Bis zum Sepoy-Aufstand kann man von einer „echten“ Kolonialherrschaft Großbritanniens über Indien nicht sprechen, lokale Macht & die Regelung innerer Angelegenheiten lagen weitgehend in den Händen angestammter Adelsgeschlechter (sog. indirect rule). Großbritannien unterhielt zwar Garnisonen, war aber vor allem durch die rein kommerziell agierende East India Company vertreten. Die East India Company, oder Englische Ostindien-Kompanie, trat dabei als para-staatliche Organisation auf, z.B. durch Unterhalt eigener Truppen. Weithin wurden diese aus der indischen Bevölkerung als sog. Sepoys rekrutiert.
Das labile Gleichgewicht zwischen Oberherrschaft und Nichteinmischung wurde durch wachsende politische Einflussnahme und Kulturhegemonie empfindlich gestört: Reformversuche gegen das Kastenwesen, gegen die rituelle Witwenverbrennung, christliche Missionierung, sowie Erbgesetzgebung, die indischen Familien den Ausschluß zum christlichen Glauben übergetretener Angehöriger von der Erbfolge verbot.
Der eigentliche Auslöser der Meuterei war schließlich die einheitliche Neubewaffnung britischer Truppen mit dem Enfield-Infanteriegewehr, Kaliber .577. Diese Vorderlader-Büchse verschoss Papierpatronen, deren gefalztes Ende - gemäß britischem Exerzierreglement - vor dem Laden mit den Zähnen abgebissen werden musste. Um die Patronen vor Feuchtigkeit zu schützen (Schwarzpulver ist sehr hygroskopisch, gleiches gilt für das zwecks besserer Verbrennung nitrierte Papier) und eine geringere Verschmutzung der Waffe beim Schießen zu erreichen, mussten Papierpatronen mit Fett imprägniert werden. Innerhalb der britisch-indischen Streitkräfte machte schon bald nach Einführung der neuen Waffe das Gerücht die Runde, die Munition sei mit einer Mischung aus Rindertalg und Schweineschmalz behandelt. Für gläubige Hindus und für Moslems unter den Sepoy-Truppen musste dies gleichermaßen als schwerer Affront erscheinen, die befehlsgemäße Benutzung des Gewehrs hätte zu einer religiösen Unreinheit der Soldaten geführt. Demgemäß verweigerten mehrere Sepoys der Garnison in Meerut die Benutzung der Enfield-Büchsen und wurden dafür mit Prügeln und Inhaftierung in Ketten bestraft. Ihre Kameraden schritten daraufhin zur Gefangenenbefreiung und ermordeten ihre britischen Offiziere.

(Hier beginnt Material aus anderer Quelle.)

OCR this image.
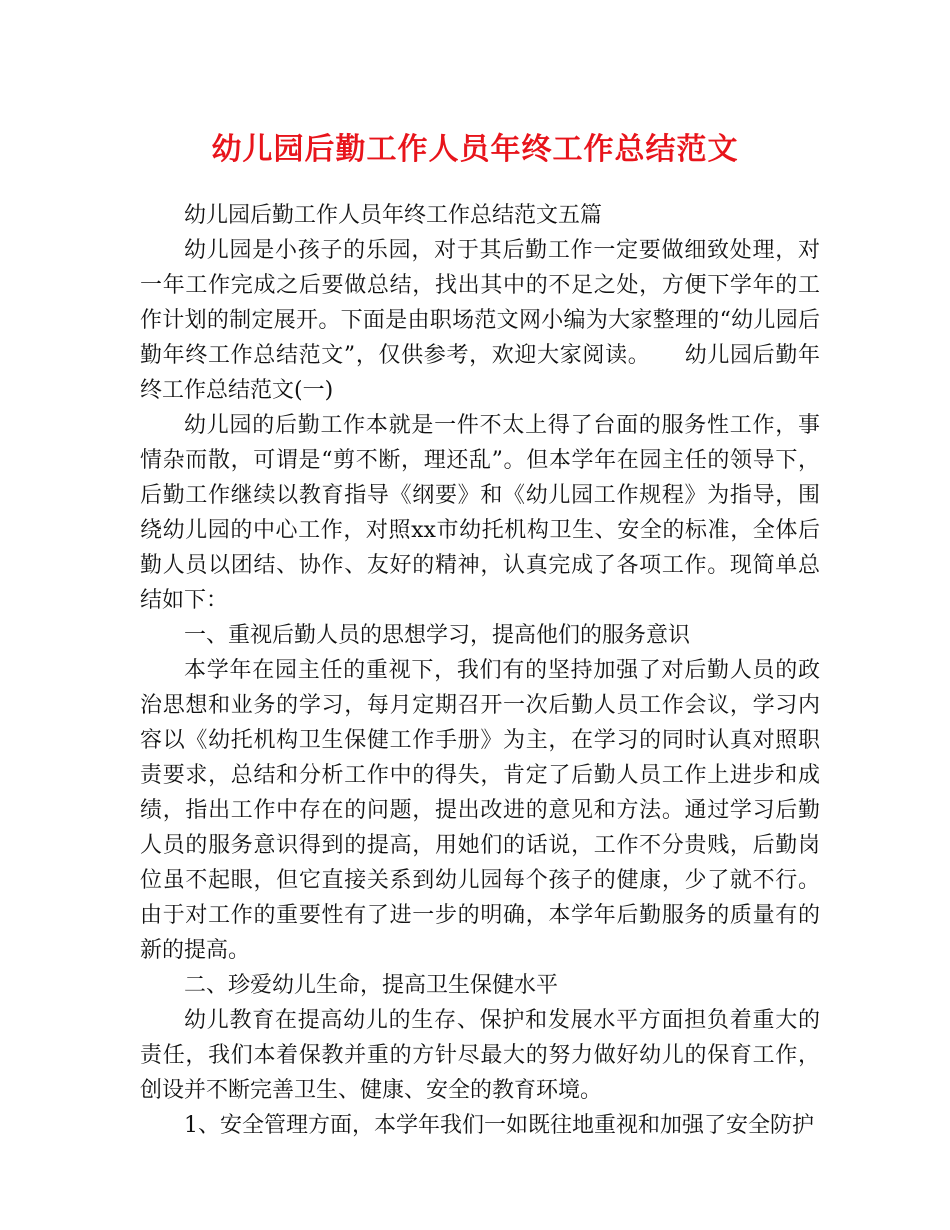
幼儿园后勤工作人员年终工作总结范文

幼儿园后勤工作人员年终工作总结范文五篇

幼儿园是小孩子的乐园，对于其后勤工作一定要做细致处理，对一年工作完成之后要做总结，找出其中的不足之处，方便下学年的工作计划的制定展开。下面是由职场范文网小编为大家整理的“幼儿园后勤年终工作总结范文”，仅供参考，欢迎大家阅读。　　幼儿园后勤年终工作总结范文(一)

幼儿园的后勤工作本就是一件不太上得了台面的服务性工作，事情杂而散，可谓是“剪不断，理还乱”。但本学年在园主任的领导下，后勤工作继续以教育指导《纲要》和《幼儿园工作规程》为指导，围绕幼儿园的中心工作，对照xx市幼托机构卫生、安全的标准，全体后勤人员以团结、协作、友好的精神，认真完成了各项工作。现简单总结如下：

一、重视后勤人员的思想学习，提高他们的服务意识

本学年在园主任的重视下，我们有的坚持加强了对后勤人员的政治思想和业务的学习，每月定期召开一次后勤人员工作会议，学习内容以《幼托机构卫生保健工作手册》为主，在学习的同时认真对照职责要求，总结和分析工作中的得失，肯定了后勤人员工作上进步和成绩，指出工作中存在的问题，提出改进的意见和方法。通过学习后勤人员的服务意识得到的提高，用她们的话说，工作不分贵贱，后勤岗位虽不起眼，但它直接关系到幼儿园每个孩子的健康，少了就不行。由于对工作的重要性有了进一步的明确，本学年后勤服务的质量有的新的提高。

二、珍爱幼儿生命，提高卫生保健水平

幼儿教育在提高幼儿的生存、保护和发展水平方面担负着重大的责任，我们本着保教并重的方针尽最大的努力做好幼儿的保育工作，创设并不断完善卫生、健康、安全的教育环境。

1、安全管理方面，本学年我们一如既往地重视和加强了安全防护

Unter der Führung des Nena Sahib (oder engl. Nana Sahib) (eigentlich: Dandu Pant), dem Adoptivsohn des letzten Peschwa von Bithur, einem der bedeutenderen Marathen-Fürstentümer, weitete sich der Auftstand über ganz Nord- und Teile von Zentralindien aus. Die Erhebung ging rasch weit über eine „Sepoy-Meuterei“ hinaus, und wurde zum Volksaufstand. Demgemäß lehnt die indische Geschichtsschreibung auch die Bezeichnung „Sepoy-Mutiny“ ab und spricht statt dessen vom „First war of Indian Independence“. Die Aufständischen erzielten anfangs rasch bedeutende Erfolge, darunter die Einnahme von Delhi. Die Festung Lucknow konnte trotz größter Schwierigkeiten von den Briten gehalten werden. Etliche unzufriedene Fürsten schlossen sich der Rebellion an. Die jugendliche Rani (Fürstin) Lakshmi Bai von Jhansi (* 1835, †17.06.1858 im Gefecht bei Kotah-ki-Serai nahe Gwalior) wurde hier durch ihren standhaften Widerstand bei der Verteidigung der Festung Jhansi sowie in den nachfolgenden Gefechten und ihren frühen Tod zur Volksheldin Indiens (die „Jeanne d'Arc von Indien“).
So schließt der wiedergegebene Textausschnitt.